第5章 无踪 (1/2)
无踪
放学铃声响起时,池郁夏的手机屏幕亮了起来。
「沈淮。:被李老师留校整理实验器材。在校门口等,还是找同学一起走?」
池郁夏盯着消息看了几秒,指尖悬在屏幕上方。
「池.:不用等,我和同学走」
发送后擡头,教室里已空无一人。夕阳将课桌的影子拉得很长,他无意识地攥紧了书包带——既为不用解释而松了口气,又为要独自走过那条长街而隐隐不安。

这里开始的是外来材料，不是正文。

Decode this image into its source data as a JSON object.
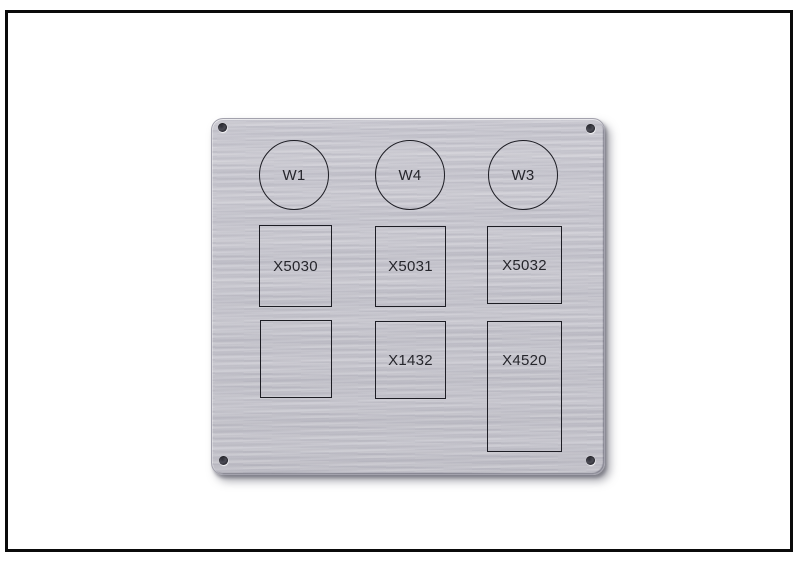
{
  "scene": {
    "subject": "Brushed metal engraving panel plate with four mounting holes",
    "mounting_holes": 4
  },
  "colors": {
    "background": "#ffffff",
    "frame_border": "#0b0b0b",
    "plate_metal": "#c7c6ce",
    "engraving_line": "#1d1d24",
    "label_text": "#26262c"
  },
  "plate": {
    "circles": [
      {
        "label": "W1"
      },
      {
        "label": "W4"
      },
      {
        "label": "W3"
      }
    ],
    "rects_row1": [
      {
        "label": "X5030"
      },
      {
        "label": "X5031"
      },
      {
        "label": "X5032"
      }
    ],
    "rects_row2": [
      {
        "label": ""
      },
      {
        "label": "X1432"
      },
      {
        "label": "X4520"
      }
    ]
  }
}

走廊尽头传来高三学生的笑闹声,池郁夏低头快步穿过走廊。远处学生会所在的四栋亮着灯,隐约能看到人影在窗边走动。他收回目光,将手机调成静音塞进书包最里层。
池郁夏站在校门口的石阶上,夕阳将他的影子拉得很长。
他望着那条熟悉的归家路,脚步不自觉地顿了顿。暮色中的街道安静得出奇,只有自己的脚步声在耳边回响。
书包带在掌心勒出浅浅的红痕,他松开又握紧,最终独自迈开了脚步。路灯一盏盏亮起来,将他的影子缩短又拉长,周而复始。
池郁夏拐进一条路的瞬间,脚步猛地僵住。
几个熟悉的身影懒散地靠在墙边抽烟,火星在暮色中明灭。他本能地后退半步,却已经来不及——为首那人擡起头,目光落在他身后空荡荡的巷子,嘴角缓缓扯出一个玩味的笑。
"哟,池郁夏。"烟头被碾灭在墙上,"你的护花使者呢?"
池郁夏的指甲陷进掌心。那些被刻意遗忘的记忆突然鲜活起来——
对方已经站起身,影子像粘稠的沥青般漫过来。池郁夏闻到了熟悉的古龙水混着烟味,胃部突然绞痛起来。
池郁夏一步步后退,鞋跟磕到地面的碎石,发出细微的声响。他的后背已经粘贴了冰凉的砖墙,退无可退。
巷子深处传来几声轻佻的口哨,阴影里又晃出两三个人影。他们慢悠悠地围拢过来,像一群发现猎物的鬣狗。池郁夏的余光瞥见有人堵住了巷口,最后一丝光线也被挡在了外面。
"跑什么?"为首的人伸手撑在他耳侧的墙上,劣质香烟的味道扑面而来,"这么久不见,不该叙叙旧吗?"
池郁夏的指尖触到粗糙的墙面,指甲缝里嵌进了碎砂。包围圈越缩越小,有人故意踩响易拉罐,刺耳的声音在巷子里回荡。他垂下眼睛,看到地上自己破碎的影子正被无数双脚碾过。
池郁夏的背脊紧贴着粗糙的砖墙,指节因过度用力而泛白。包围圈逐渐缩小,近到能看清对方领口歪斜的校徽,闻到那股混合着烟味的刺鼻古龙水气息。
"怎么不说话了?"为首的人伸手拍他的脸,力道不重却充满羞辱,"以前不是挺能装的吗?"
池郁夏的喉结滚动了一下,口腔里泛起铁锈味。他看见自己的书包被踢到墙角,课本散落一地,其中一本恰好翻到写满笔记的那页。
那人忽然咧嘴笑了,露出一排参差不齐的牙齿。他装模作样地环顾四周,夸张地摊开双手:"哟,今天你那'沈淮哥'怎么没来护着你啊?"尾音刻意拖得很长,在空荡的巷子里激起阵阵回音。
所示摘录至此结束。